I am truly very lucky – in way I live in my dream – and the dream was to get into MIT to work on ultrafast optics/photonics. I have learned early on that I loved nonlinear optics/photonics, and academic research – I started fabricating and measuring nonlinear films as part of a summer research program before I was officially admitted to my undergraduate program; I continued throughout my undergraduate years, including all summers. Throughout my undergraduate years, I have read numerous publications by Professor Ippen, and my former mentors/advisers have told me about his group and his students. I have, of course, applied to several graduate schools, and considered several professors to work for, but I always had a true number one choice in my mind; I couldn’t have made a better decision, and I couldn’t have had a better PhD adviser.
What problem are you trying to solve with your current research and what are some possible applications?
I work with integrated photonic devices – modeling, designing, and measuring fundamental properties and overall operation of such devices. While a lot of optics/photonics has been done in optical fiber or with free-space setups and is fairly well-known, integrated on-chip devices are relatively new. The ability to make fully-integrated devices on chip using CMOS processing allows for scaling, and mass-production of a vast generation of communication, biomedical, and sensing devices. The problems in engineering integrated devices are such that on-chip physics is slightly different from bulk or fiber-based systems, and thus a lot of fundamental properties of integrated devices are different; moreover, one is limited by fabrication capabilities and tolerances, where a slight fabrication-induced change can shift the entire device out of operation. Therefore, such devices have to be engineered for a greater fabrication-induced variations, and certain fundamental properties have to be simulated/characterized separately in each case.
What interests you most about your research?
Ultrafast/nonlinear optics is a fascinating field, where intuitive understanding of underlying physical principles is critical; and it works out beautifully, with measured results confirming complicated theoretical predictions in both time and frequency domains. When engineering an integrated device consisting of numerous components, one gets, through rigorous experiments, to characterize the performance from purely engineering standpoint.
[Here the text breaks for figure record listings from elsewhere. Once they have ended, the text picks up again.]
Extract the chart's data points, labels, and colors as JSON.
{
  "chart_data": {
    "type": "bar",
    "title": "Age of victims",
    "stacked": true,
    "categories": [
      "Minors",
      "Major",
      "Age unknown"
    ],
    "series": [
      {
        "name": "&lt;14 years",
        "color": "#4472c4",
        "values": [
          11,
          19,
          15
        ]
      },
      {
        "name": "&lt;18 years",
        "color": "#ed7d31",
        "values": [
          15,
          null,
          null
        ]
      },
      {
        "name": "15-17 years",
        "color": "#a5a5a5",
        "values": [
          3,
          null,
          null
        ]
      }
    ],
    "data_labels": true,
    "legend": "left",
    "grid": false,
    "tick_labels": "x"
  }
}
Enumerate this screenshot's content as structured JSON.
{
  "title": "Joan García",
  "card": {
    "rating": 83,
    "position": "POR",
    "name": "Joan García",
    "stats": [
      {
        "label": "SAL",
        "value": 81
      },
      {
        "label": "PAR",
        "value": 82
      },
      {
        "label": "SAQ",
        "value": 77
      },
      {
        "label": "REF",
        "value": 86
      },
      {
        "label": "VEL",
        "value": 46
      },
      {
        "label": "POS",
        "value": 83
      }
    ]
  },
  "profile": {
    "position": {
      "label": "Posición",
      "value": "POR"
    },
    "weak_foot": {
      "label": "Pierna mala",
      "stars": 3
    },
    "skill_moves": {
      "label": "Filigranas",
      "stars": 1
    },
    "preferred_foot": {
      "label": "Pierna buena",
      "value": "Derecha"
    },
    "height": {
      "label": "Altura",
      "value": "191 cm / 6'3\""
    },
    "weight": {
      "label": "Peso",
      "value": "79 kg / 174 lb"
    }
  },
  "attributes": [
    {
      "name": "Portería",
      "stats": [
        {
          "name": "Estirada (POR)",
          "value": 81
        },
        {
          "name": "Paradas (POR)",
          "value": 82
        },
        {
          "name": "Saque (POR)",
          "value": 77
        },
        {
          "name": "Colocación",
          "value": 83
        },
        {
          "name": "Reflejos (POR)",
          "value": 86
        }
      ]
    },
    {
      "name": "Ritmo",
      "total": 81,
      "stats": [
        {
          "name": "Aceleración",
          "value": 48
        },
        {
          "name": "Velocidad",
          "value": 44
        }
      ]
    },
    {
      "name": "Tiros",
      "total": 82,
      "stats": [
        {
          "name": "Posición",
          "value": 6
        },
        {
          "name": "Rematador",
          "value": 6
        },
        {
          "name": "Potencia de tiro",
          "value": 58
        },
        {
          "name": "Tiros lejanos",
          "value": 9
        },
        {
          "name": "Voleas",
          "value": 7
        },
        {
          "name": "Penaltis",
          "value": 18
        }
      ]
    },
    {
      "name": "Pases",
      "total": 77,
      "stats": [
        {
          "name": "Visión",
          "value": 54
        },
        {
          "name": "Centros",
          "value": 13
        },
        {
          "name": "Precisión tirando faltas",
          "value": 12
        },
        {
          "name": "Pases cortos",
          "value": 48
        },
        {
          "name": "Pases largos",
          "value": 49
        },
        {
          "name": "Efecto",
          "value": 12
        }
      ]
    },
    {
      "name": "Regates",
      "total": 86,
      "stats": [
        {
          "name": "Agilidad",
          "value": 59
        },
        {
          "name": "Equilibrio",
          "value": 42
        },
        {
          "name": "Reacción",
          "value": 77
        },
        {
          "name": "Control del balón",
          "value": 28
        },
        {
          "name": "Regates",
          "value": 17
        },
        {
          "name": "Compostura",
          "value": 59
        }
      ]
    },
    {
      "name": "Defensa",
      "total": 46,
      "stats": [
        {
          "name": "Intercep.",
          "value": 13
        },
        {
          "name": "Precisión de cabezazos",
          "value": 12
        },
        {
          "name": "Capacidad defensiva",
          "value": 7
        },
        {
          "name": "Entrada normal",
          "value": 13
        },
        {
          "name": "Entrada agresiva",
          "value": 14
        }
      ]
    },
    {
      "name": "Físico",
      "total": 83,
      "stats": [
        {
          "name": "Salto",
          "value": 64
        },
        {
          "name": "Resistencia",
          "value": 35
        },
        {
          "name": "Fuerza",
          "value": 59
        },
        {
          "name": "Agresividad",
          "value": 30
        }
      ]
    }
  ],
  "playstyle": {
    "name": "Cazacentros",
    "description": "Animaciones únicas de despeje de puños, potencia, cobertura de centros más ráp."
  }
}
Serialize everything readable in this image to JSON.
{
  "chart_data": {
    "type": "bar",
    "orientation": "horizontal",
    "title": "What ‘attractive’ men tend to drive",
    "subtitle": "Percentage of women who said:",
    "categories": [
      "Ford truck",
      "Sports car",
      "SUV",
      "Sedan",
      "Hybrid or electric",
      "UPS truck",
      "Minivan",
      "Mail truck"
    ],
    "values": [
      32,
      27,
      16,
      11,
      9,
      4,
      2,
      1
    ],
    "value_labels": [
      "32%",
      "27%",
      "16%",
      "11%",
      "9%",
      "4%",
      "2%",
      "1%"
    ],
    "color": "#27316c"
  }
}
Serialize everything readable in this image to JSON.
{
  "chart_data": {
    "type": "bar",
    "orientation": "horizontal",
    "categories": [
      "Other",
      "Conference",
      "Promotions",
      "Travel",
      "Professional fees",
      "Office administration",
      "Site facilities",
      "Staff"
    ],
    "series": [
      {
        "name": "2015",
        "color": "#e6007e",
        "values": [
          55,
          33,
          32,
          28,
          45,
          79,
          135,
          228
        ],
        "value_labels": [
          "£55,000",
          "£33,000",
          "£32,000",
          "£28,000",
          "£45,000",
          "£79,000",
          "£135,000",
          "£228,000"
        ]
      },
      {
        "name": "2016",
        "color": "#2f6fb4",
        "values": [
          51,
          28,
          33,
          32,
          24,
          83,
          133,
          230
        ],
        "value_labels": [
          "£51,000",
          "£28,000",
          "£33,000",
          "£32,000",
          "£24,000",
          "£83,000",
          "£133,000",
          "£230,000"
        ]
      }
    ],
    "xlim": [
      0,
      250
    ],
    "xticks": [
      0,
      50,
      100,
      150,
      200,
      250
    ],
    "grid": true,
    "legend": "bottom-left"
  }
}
However, it is a physical insight — understanding of underlying physical phenomena – what actually is happening inside of a device (as opposed to what specs are measured) – that actually leads to major improvements and new technologies. It is this combination of underlying science and device engineering working together that gets most of my interest in MIT. What starts as an engineering problem, always gets down to physics, and the ability to combine the two is fascinating.
What are your future plans?
Governmental lab, industry or academia J Major factors will be the ability and the freedom to do scientific research, and having a great mentor/supervisor to for with. Though honestly, in a perfect world, I would never leave MIT.